Durante veintitrés años, mi propio ritual de vida siempre implicó su presencia y esperaba que así fuera por mucho tiempo, sin embargo, él trascendió a los cuarenta y ocho años. El golpe, además de ser emocional, también fue de identidad pues me descubrí rápidamente sin una parte esencial de mi vida y de mi ritual propio. Su ausencia dejó un hueco enorme en todas mis prácticas y costumbres. Un día común empezaba siempre con el sonido de los gallos de mi vecino, el desayuno preparado por papá, el trayecto juntos en carro hasta el metro y los mensajes para saber si había llegado con bien a la universidad.
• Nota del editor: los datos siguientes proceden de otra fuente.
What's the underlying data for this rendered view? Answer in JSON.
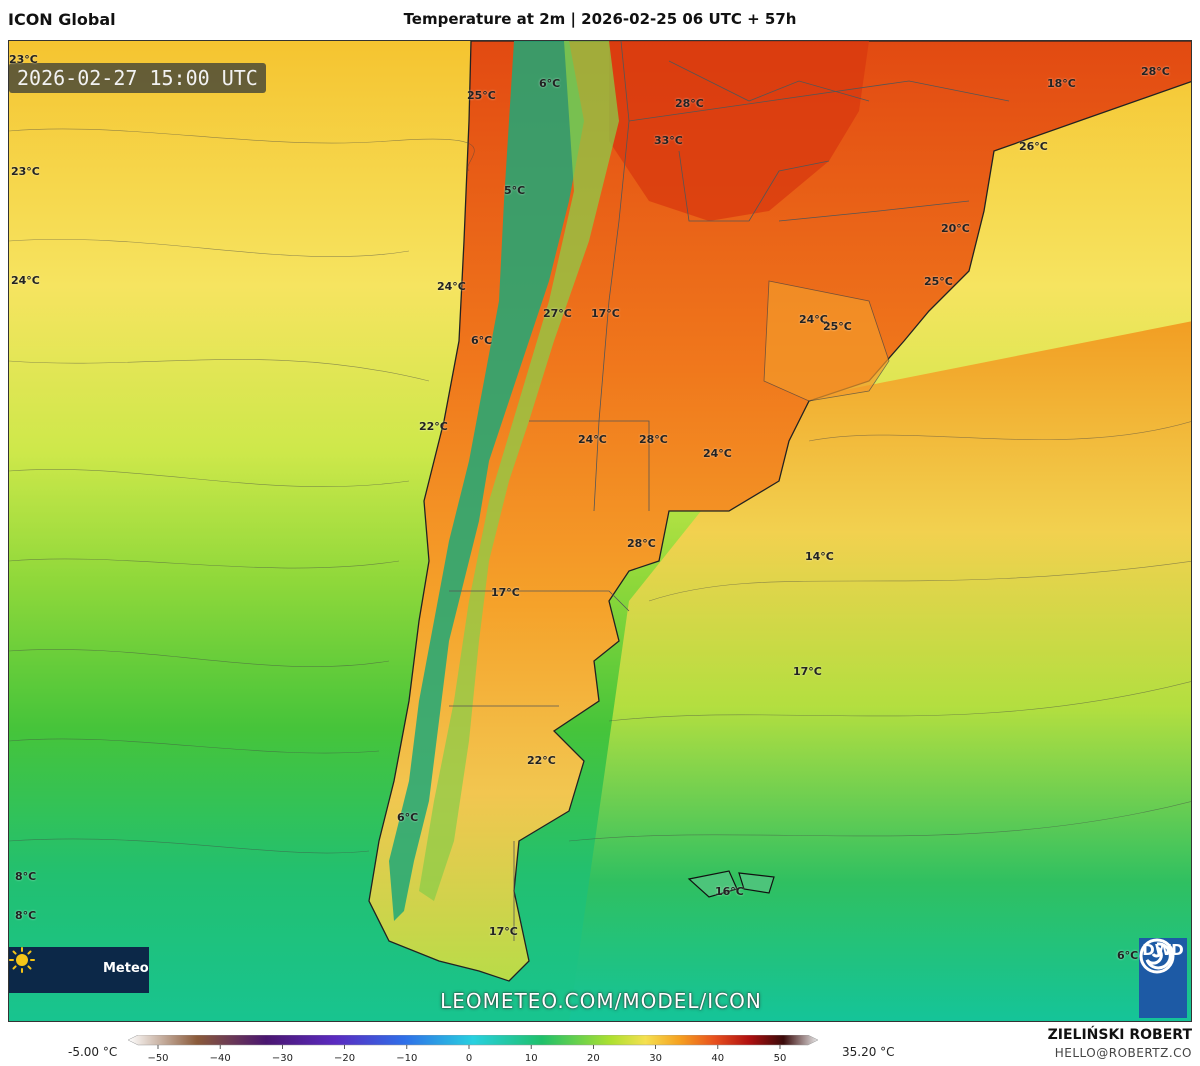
{
  "header": {
    "model": "ICON Global",
    "title": "Temperature at 2m | 2026-02-25 06 UTC + 57h"
  },
  "map": {
    "timestamp": "2026-02-27 15:00 UTC",
    "watermark": "LEOMETEO.COM/MODEL/ICON",
    "brand_text": "Meteo",
    "dwd_label": "DWD",
    "labels": [
      {
        "text": "23°C"
      },
      {
        "text": "23°C"
      },
      {
        "text": "24°C"
      },
      {
        "text": "25°C"
      },
      {
        "text": "6°C"
      },
      {
        "text": "28°C"
      },
      {
        "text": "33°C"
      },
      {
        "text": "18°C"
      },
      {
        "text": "28°C"
      },
      {
        "text": "26°C"
      },
      {
        "text": "5°C"
      },
      {
        "text": "20°C"
      },
      {
        "text": "25°C"
      },
      {
        "text": "24°C"
      },
      {
        "text": "27°C"
      },
      {
        "text": "17°C"
      },
      {
        "text": "24°C"
      },
      {
        "text": "25°C"
      },
      {
        "text": "6°C"
      },
      {
        "text": "22°C"
      },
      {
        "text": "24°C"
      },
      {
        "text": "28°C"
      },
      {
        "text": "24°C"
      },
      {
        "text": "28°C"
      },
      {
        "text": "14°C"
      },
      {
        "text": "17°C"
      },
      {
        "text": "17°C"
      },
      {
        "text": "22°C"
      },
      {
        "text": "8°C"
      },
      {
        "text": "8°C"
      },
      {
        "text": "16°C"
      },
      {
        "text": "17°C"
      },
      {
        "text": "6°C"
      },
      {
        "text": "6°C"
      }
    ]
  },
  "legend": {
    "min_label": "-5.00 °C",
    "max_label": "35.20 °C",
    "ticks": [
      "−50",
      "−40",
      "−30",
      "−20",
      "−10",
      "0",
      "10",
      "20",
      "30",
      "40",
      "50"
    ],
    "stops": [
      {
        "value": -50,
        "color": "#ffffff"
      },
      {
        "value": -40,
        "color": "#8a5a3a"
      },
      {
        "value": -30,
        "color": "#4a1670"
      },
      {
        "value": -20,
        "color": "#5a2ac0"
      },
      {
        "value": -10,
        "color": "#2f6ee8"
      },
      {
        "value": 0,
        "color": "#28d0e0"
      },
      {
        "value": 10,
        "color": "#1fc06a"
      },
      {
        "value": 20,
        "color": "#aee030"
      },
      {
        "value": 25,
        "color": "#f5e050"
      },
      {
        "value": 30,
        "color": "#f5a020"
      },
      {
        "value": 35,
        "color": "#e8501e"
      },
      {
        "value": 40,
        "color": "#b01010"
      },
      {
        "value": 45,
        "color": "#3a0a0a"
      },
      {
        "value": 50,
        "color": "#e8e8e8"
      }
    ]
  },
  "credits": {
    "author": "ZIELIŃSKI ROBERT",
    "email": "HELLO@ROBERTZ.CO"
  }
}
Muchas cosas cambiaron ese año. Tras su partida, cambié de casa, los gallos no se oyeron más, cada una se prepara su propio desayuno, dejé de viajar en carro porque no sé manejar y los mensajes preocupados ahora son de mamá. Los rituales propios nos definen, definen cómo queremos, extrañamos, comemos, dormimos, sufrimos, vivimos. La ausencia de un ser querido transforma todos los rituales propios, desde el despertar, comer, vivir. La ausencia es un trauma para todo hábito y costumbre.

Y como todo cambia, la existencia nos dotó de una habilidad: la adaptación; y aunque el cambio es lo único constante, todo cambio de un ritual propio tiene solución: adoptarlo. Nosotros no siempre elegimos cuándo cambiar nuestros hábitos, pero sí podemos definir cómo dirigirlos, cómo adaptarlos a las nuevas realidades de nuestro presente. Puedo elegir sobre mis rituales.